Directors are the ones who determined, from very early on, that in a system where abuse was regarded as normal, they’d rather be the abusers than the abused. Who can blame them?

One more essay, and I’m done. For now.

SEE ALSO:

On toxic artistic leadership (part one): When workers unite in protest by Andrew Walker White

 

 

On toxic artistic leadership (part three): Manifesto for theater ethics 
by Andrew Walker White

3 COMMENTS

  1. I have experienced this but I have also experienced great collaboration and kindness. One of Marilyn Monroe’s teachers was one of mine:Phoebe Brand from The Group Theatre. Phoebe wouldn’t let you get away with not doing your best, but she was encouraging, compassionate, passionate and collaborative.

  2. I wish that this article mentioned Technicians as well. Especially Stage Managers can be abused not only in rehearsal spaces but designer meetings and beyond. I remember specifically when I was not only Stage Managing, but also set designer/ carpenter/ light designer/ board operator I was screamed at by my Artistic Director because I was frustrated that he changed a set piece the day of previews and destroyed what I had made. No notes were ever made about the piece and when I asked why my “(his piece) is a hell of a lot better than the crap that was there.”

    Of course thats not the only instance but I nearly quit that night which would have killed my career. Now I don’t work in the industry at all but I want people to know its not just Actors.

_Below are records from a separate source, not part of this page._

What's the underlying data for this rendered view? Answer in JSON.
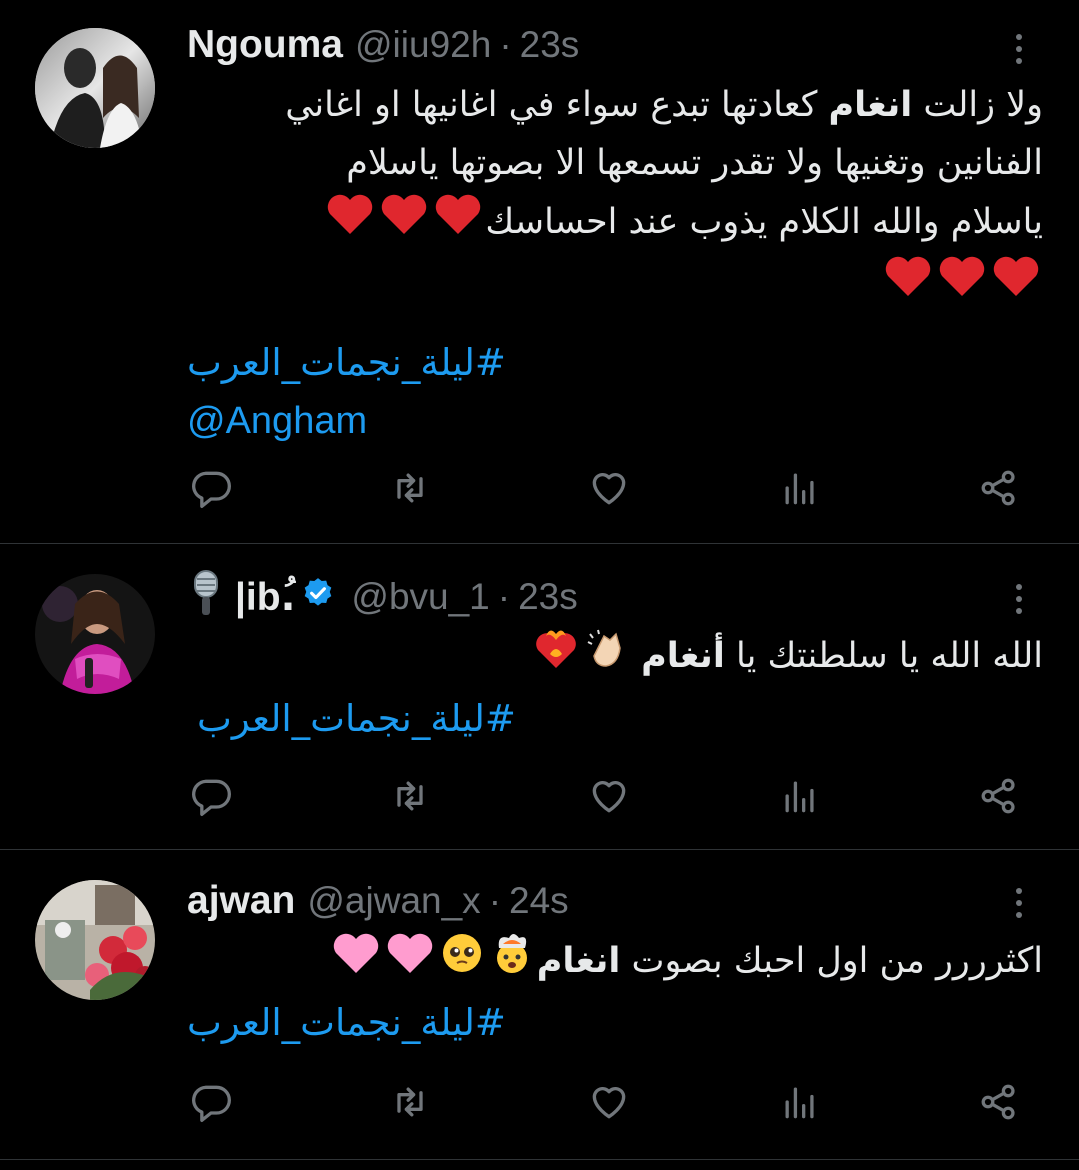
{
  "colors": {
    "background": "#000000",
    "text": "#e7e9ea",
    "secondary": "#71767b",
    "link": "#1d9bf0",
    "divider": "#2f3336",
    "verified": "#1d9bf0"
  },
  "tweets": [
    {
      "name": "Ngouma",
      "handle": "@iiu92h",
      "separator": "·",
      "time": "23s",
      "lines": [
        {
          "pre": "ولا زالت ",
          "bold": "انغام",
          "post": " كعادتها تبدع سواء في اغانيها او اغاني"
        },
        {
          "pre": "الفنانين وتغنيها ولا تقدر تسمعها الا بصوتها ياسلام",
          "bold": "",
          "post": ""
        },
        {
          "pre": "ياسلام والله الكلام يذوب عند احساسك",
          "bold": "",
          "post": ""
        }
      ],
      "emojis_line3": [
        "red-heart",
        "red-heart",
        "red-heart"
      ],
      "emojis_line4": [
        "red-heart",
        "red-heart",
        "red-heart"
      ],
      "hashtag": "#ليلة_نجمات_العرب",
      "mention": "@Angham"
    },
    {
      "name": "|ib.ُ",
      "name_icon": "microphone",
      "handle": "@bvu_1",
      "separator": "·",
      "time": "23s",
      "verified": true,
      "lines": [
        {
          "pre": "الله الله يا سلطنتك يا ",
          "bold": "أنغام",
          "post": ""
        }
      ],
      "emojis_line1": [
        "clapping-hands",
        "heart-on-fire"
      ],
      "hashtag": "#ليلة_نجمات_العرب"
    },
    {
      "name": "ajwan",
      "handle": "@ajwan_x",
      "separator": "·",
      "time": "24s",
      "lines": [
        {
          "pre": "اكثرررر من اول احبك بصوت ",
          "bold": "انغام",
          "post": ""
        }
      ],
      "emojis_line1": [
        "exploding-head",
        "pleading-face",
        "pink-heart",
        "pink-heart"
      ],
      "hashtag": "#ليلة_نجمات_العرب"
    }
  ],
  "action_icons": [
    "reply-icon",
    "retweet-icon",
    "like-icon",
    "views-icon",
    "share-icon"
  ]
}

  3. I studied acting at Montgomery College, Catholic U, and the Shakespeare Theatre (under Fran Dorn), and I NEVER saw directors have screaming fits. Where is this training taking place? I wonder — since you used the term ‘gurus’ and reference Stella Adler — if you are referring to sketchy training situations?

    Back in the ’80’s, I told my father about the temper tantrums thrown by a highly respected director associated with classical theatre. I really admired this director, who had a New York background and taught at an important conservatory. Dad was a pit musician/musical director on local musicals, and a rehearsal pianist on several Broadway shows. He told me something I didn’t know: This director had once directed a Broadway musical. Because of his behavior he was blacklisted and will never direct on Broadway again.

    It seems that non-profit theatre is catching up, and blacklisting directors who indulge in unprofessional behavior. Dad had a bad experience at Circle in the Square in the late ’60’s, and had a certain disdain for non-commercial theatre. I never wanted to be a Broadway musical performer, but I wish the professional behavior I’d seen on my dad’s shows could be combined with the cool script choices made by non-profit theatres.